Möhren-Aprikosen-Köfte und weiße Linsen

Die wohl letzten Aprikosen dieser Saison sahen noch sehr gut aus, erwiesen sich beim Kosten aber als relativ trocken und sehr zuckrig, sodass niemand sie roh naschen wollte. „Fast wie Dörraprikosen, nur ohne Runzeln“, lautete das Urteil – da lag es nahe, sie anstelle von Trockenfrüchten in knusprige Möhren-Köfte zu packen. Das bekam ihnen ausgesprochen gut, denn die Kombination mit Minze und scharfem Chili nahm der extremen Süße die Penetranz und ließ sie angenehm fruchtig erscheinen.

Dazu gabs Linsen, die weiß daherkamen, aber eigentlich schwarz und in Wirklichkeit sowieso Bohnen sind. Was den Gefährten, der beim ersten Blick auf den Teller erfreut "Ah, Risotto!" zu erkennen glaubte, ein wenig verwirrte. :-)

Die indische Bezeichnung Dal/Dhal/Daal (die Schreibweisen differieren) bezeichnet zwar ganz allgemein Hülsenfrüchte sowie die daraus zubereiteten Gerichte, meint aber zumeist ganz speziell geschälte und/oder halbierte Exemplare von Bohnen, Erbsen oder Linsen. In diesem Zustand sind sie nicht mehr so leicht zu identifizieren: Mungbohnen z.B. sind ungeschält grün, geschält aber leuchtend goldgelb.

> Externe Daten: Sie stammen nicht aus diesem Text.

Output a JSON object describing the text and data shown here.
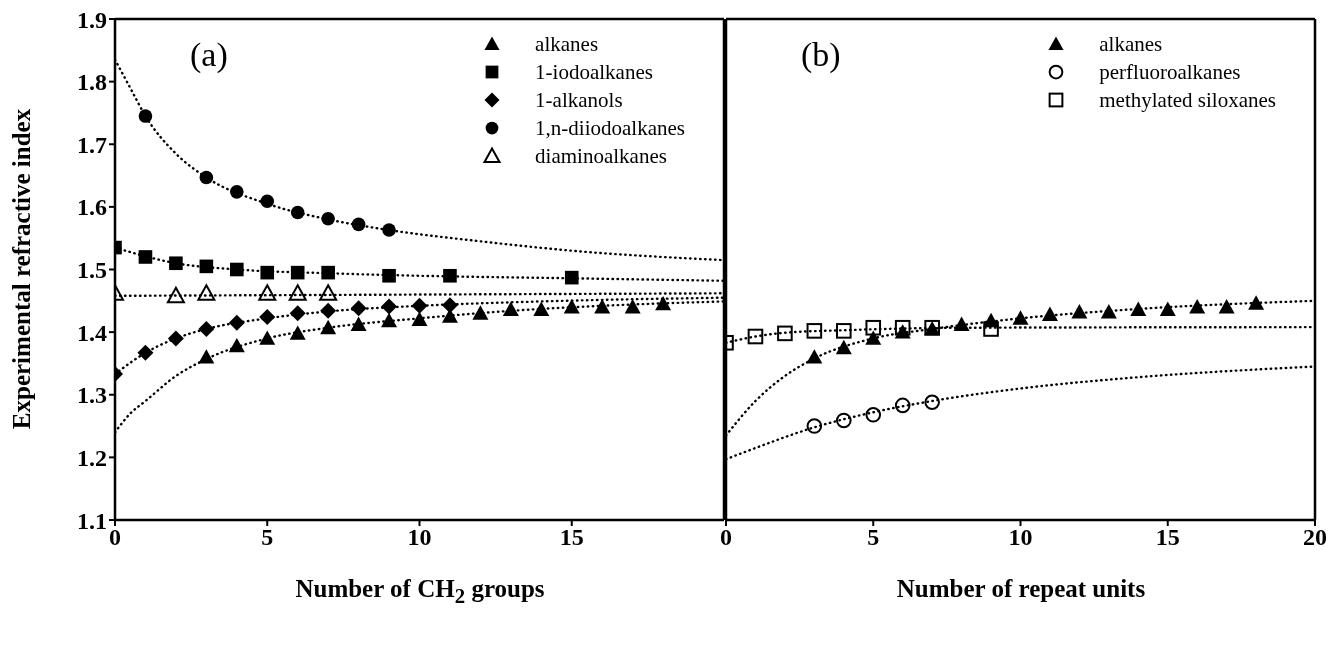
{
  "chart_data": [
    {
      "type": "scatter",
      "ylabel": "Experimental refractive index",
      "xlabel": "Number of CH$_{2}$ groups",
      "annotations": [
        "(a)"
      ],
      "xlim": [
        0,
        20
      ],
      "xticks": [
        0,
        5,
        10,
        15
      ],
      "ylim": [
        1.1,
        1.9
      ],
      "yticks": [
        1.1,
        1.2,
        1.3,
        1.4,
        1.5,
        1.6,
        1.7,
        1.8,
        1.9
      ],
      "legend": "top right",
      "series": [
        {
          "name": "alkanes",
          "type": "scatter",
          "marker": "triangle",
          "color": "#000000",
          "x": [
            3,
            4,
            5,
            6,
            7,
            8,
            9,
            10,
            11,
            12,
            13,
            14,
            15,
            16,
            17,
            18
          ],
          "values": [
            1.36,
            1.378,
            1.39,
            1.398,
            1.407,
            1.412,
            1.418,
            1.42,
            1.425,
            1.43,
            1.436,
            1.436,
            1.44,
            1.44,
            1.44,
            1.445
          ]
        },
        {
          "name": "1-iodoalkanes",
          "type": "scatter",
          "marker": "square",
          "color": "#000000",
          "x": [
            0,
            1,
            2,
            3,
            4,
            5,
            6,
            7,
            9,
            11,
            15
          ],
          "values": [
            1.535,
            1.52,
            1.51,
            1.505,
            1.5,
            1.495,
            1.495,
            1.495,
            1.49,
            1.49,
            1.487
          ]
        },
        {
          "name": "1-alkanols",
          "type": "scatter",
          "marker": "diamond",
          "color": "#000000",
          "x": [
            0,
            1,
            2,
            3,
            4,
            5,
            6,
            7,
            8,
            9,
            10,
            11
          ],
          "values": [
            1.333,
            1.367,
            1.39,
            1.405,
            1.415,
            1.424,
            1.43,
            1.434,
            1.438,
            1.441,
            1.442,
            1.443
          ]
        },
        {
          "name": "1,n-diiodoalkanes",
          "type": "scatter",
          "marker": "circle",
          "color": "#000000",
          "x": [
            1,
            3,
            4,
            5,
            6,
            7,
            8,
            9
          ],
          "values": [
            1.745,
            1.647,
            1.624,
            1.609,
            1.591,
            1.581,
            1.572,
            1.563
          ]
        },
        {
          "name": "diaminoalkanes",
          "type": "scatter",
          "marker": "triangle-open",
          "color": "#000000",
          "x": [
            0,
            2,
            3,
            5,
            6,
            7
          ],
          "values": [
            1.462,
            1.458,
            1.462,
            1.462,
            1.462,
            1.462
          ]
        },
        {
          "type": "line",
          "line_style": "dotted",
          "marker": "none",
          "color": "#000000",
          "x": [
            0,
            0.5,
            1,
            2,
            3,
            5,
            7,
            10,
            13,
            16,
            20
          ],
          "values": [
            1.24,
            1.27,
            1.29,
            1.33,
            1.357,
            1.39,
            1.407,
            1.422,
            1.434,
            1.442,
            1.449
          ]
        },
        {
          "type": "line",
          "line_style": "dotted",
          "marker": "none",
          "color": "#000000",
          "x": [
            0,
            2,
            4,
            7,
            10,
            15,
            20
          ],
          "values": [
            1.535,
            1.51,
            1.5,
            1.494,
            1.49,
            1.486,
            1.482
          ]
        },
        {
          "type": "line",
          "line_style": "dotted",
          "marker": "none",
          "color": "#000000",
          "x": [
            0,
            1,
            2,
            3,
            5,
            7,
            10,
            14,
            20
          ],
          "values": [
            1.333,
            1.367,
            1.39,
            1.405,
            1.422,
            1.433,
            1.442,
            1.449,
            1.455
          ]
        },
        {
          "type": "line",
          "line_style": "dotted",
          "marker": "none",
          "color": "#000000",
          "x": [
            0,
            0.5,
            1,
            2,
            3,
            5,
            7,
            9,
            12,
            15,
            20
          ],
          "values": [
            1.835,
            1.79,
            1.745,
            1.685,
            1.647,
            1.605,
            1.58,
            1.563,
            1.545,
            1.53,
            1.515
          ]
        },
        {
          "type": "line",
          "line_style": "dotted",
          "marker": "none",
          "color": "#000000",
          "x": [
            0,
            20
          ],
          "values": [
            1.458,
            1.462
          ]
        }
      ]
    },
    {
      "type": "scatter",
      "xlabel": "Number of repeat units",
      "annotations": [
        "(b)"
      ],
      "xlim": [
        0,
        20
      ],
      "xticks": [
        0,
        5,
        10,
        15,
        20
      ],
      "ylim": [
        1.1,
        1.9
      ],
      "yticks": [
        1.1,
        1.2,
        1.3,
        1.4,
        1.5,
        1.6,
        1.7,
        1.8,
        1.9
      ],
      "tick_labels": "x",
      "legend": "top right",
      "series": [
        {
          "name": "alkanes",
          "type": "scatter",
          "marker": "triangle",
          "color": "#000000",
          "x": [
            3,
            4,
            5,
            6,
            7,
            8,
            9,
            10,
            11,
            12,
            13,
            14,
            15,
            16,
            17,
            18
          ],
          "values": [
            1.36,
            1.375,
            1.39,
            1.4,
            1.405,
            1.412,
            1.418,
            1.422,
            1.428,
            1.432,
            1.432,
            1.436,
            1.436,
            1.44,
            1.44,
            1.446
          ]
        },
        {
          "name": "perfluoroalkanes",
          "type": "scatter",
          "marker": "circle-open",
          "color": "#000000",
          "x": [
            3,
            4,
            5,
            6,
            7
          ],
          "values": [
            1.25,
            1.259,
            1.268,
            1.283,
            1.288
          ]
        },
        {
          "name": "methylated siloxanes",
          "type": "scatter",
          "marker": "square-open",
          "color": "#000000",
          "x": [
            0,
            1,
            2,
            3,
            4,
            5,
            6,
            7,
            9
          ],
          "values": [
            1.383,
            1.393,
            1.398,
            1.402,
            1.402,
            1.407,
            1.407,
            1.407,
            1.405
          ]
        },
        {
          "type": "line",
          "line_style": "dotted",
          "marker": "none",
          "color": "#000000",
          "x": [
            0,
            1,
            2,
            3,
            5,
            7,
            10,
            14,
            20
          ],
          "values": [
            1.235,
            1.29,
            1.33,
            1.358,
            1.39,
            1.405,
            1.422,
            1.437,
            1.45
          ]
        },
        {
          "type": "line",
          "line_style": "dotted",
          "marker": "none",
          "color": "#000000",
          "x": [
            0,
            1,
            3,
            5,
            7,
            10,
            14,
            20
          ],
          "values": [
            1.197,
            1.215,
            1.248,
            1.272,
            1.29,
            1.31,
            1.328,
            1.345
          ]
        },
        {
          "type": "line",
          "line_style": "dotted",
          "marker": "none",
          "color": "#000000",
          "x": [
            0,
            1,
            2,
            4,
            8,
            20
          ],
          "values": [
            1.383,
            1.393,
            1.399,
            1.403,
            1.407,
            1.408
          ]
        }
      ]
    }
  ]
}
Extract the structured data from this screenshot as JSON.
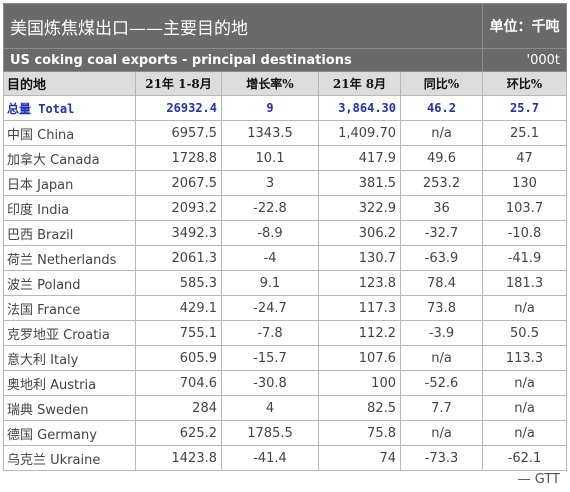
{
  "title": "美国炼焦煤出口——主要目的地",
  "unit": "单位：千吨",
  "subtitle": "US coking coal exports - principal destinations",
  "unit_en": "'000t",
  "headers": [
    "目的地",
    "21年 1-8月",
    "增长率%",
    "21年 8月",
    "同比%",
    "环比%"
  ],
  "rows": [
    [
      "总量 Total",
      "26932.4",
      "9",
      "3,864.30",
      "46.2",
      "25.7"
    ],
    [
      "中国 China",
      "6957.5",
      "1343.5",
      "1,409.70",
      "n/a",
      "25.1"
    ],
    [
      "加拿大 Canada",
      "1728.8",
      "10.1",
      "417.9",
      "49.6",
      "47"
    ],
    [
      "日本 Japan",
      "2067.5",
      "3",
      "381.5",
      "253.2",
      "130"
    ],
    [
      "印度 India",
      "2093.2",
      "-22.8",
      "322.9",
      "36",
      "103.7"
    ],
    [
      "巴西 Brazil",
      "3492.3",
      "-8.9",
      "306.2",
      "-32.7",
      "-10.8"
    ],
    [
      "荷兰 Netherlands",
      "2061.3",
      "-4",
      "130.7",
      "-63.9",
      "-41.9"
    ],
    [
      "波兰 Poland",
      "585.3",
      "9.1",
      "123.8",
      "78.4",
      "181.3"
    ],
    [
      "法国 France",
      "429.1",
      "-24.7",
      "117.3",
      "73.8",
      "n/a"
    ],
    [
      "克罗地亚 Croatia",
      "755.1",
      "-7.8",
      "112.2",
      "-3.9",
      "50.5"
    ],
    [
      "意大利 Italy",
      "605.9",
      "-15.7",
      "107.6",
      "n/a",
      "113.3"
    ],
    [
      "奥地利 Austria",
      "704.6",
      "-30.8",
      "100",
      "-52.6",
      "n/a"
    ],
    [
      "瑞典 Sweden",
      "284",
      "4",
      "82.5",
      "7.7",
      "n/a"
    ],
    [
      "德国 Germany",
      "625.2",
      "1785.5",
      "75.8",
      "n/a",
      "n/a"
    ],
    [
      "乌克兰 Ukraine",
      "1423.8",
      "-41.4",
      "74",
      "-73.3",
      "-62.1"
    ]
  ],
  "source": "— GTT"
}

Urad Dal Die gestern zubereiteten Urad-Linsen (manchmal auch Urid genannt) sind unbearbeitet schwarz, ohne Schale jedoch cremeweiß. Manchmal werden sie nur halbiert, aber ungeschält angeboten, was einen hübschen Schwarzweißeffekt ergibt. Praktisch immer werden sie als Linsen bezeichnet und verkauft – was aber unzutreffend ist, botanisch gesehen sind es Bohnen (Vigna mungo), verwandt mit den Mungs und A(d)zukis. Für die Verwendung in der Küche spielt diese Begriffsverwirrung aber keine Rolle: Sobald sie mal geschält und halbiert sind, kommen all diese Früchtchen ohne Einweichen aus und haben dennoch recht kurze Garzeiten (die aber durch Einweichen noch weiter reduziert werden können).

Das Foto entspricht übrigens nicht ganz dem notierten Rezept: Ich war nämlich nicht sicher, ob die Zugabe von Minze nicht einen Menthol-Overkill bedeuten würde, da ich ja auch die Köfte mit Minze gewürzt hatte. Deshalb hab ich nur eine Hälfte der Linsen geminzt, geknipst aber die andere. Der Geschmackstest fiel aber eindeutig zu Gunsten der Minzversion aus: also immer rein damit. :-)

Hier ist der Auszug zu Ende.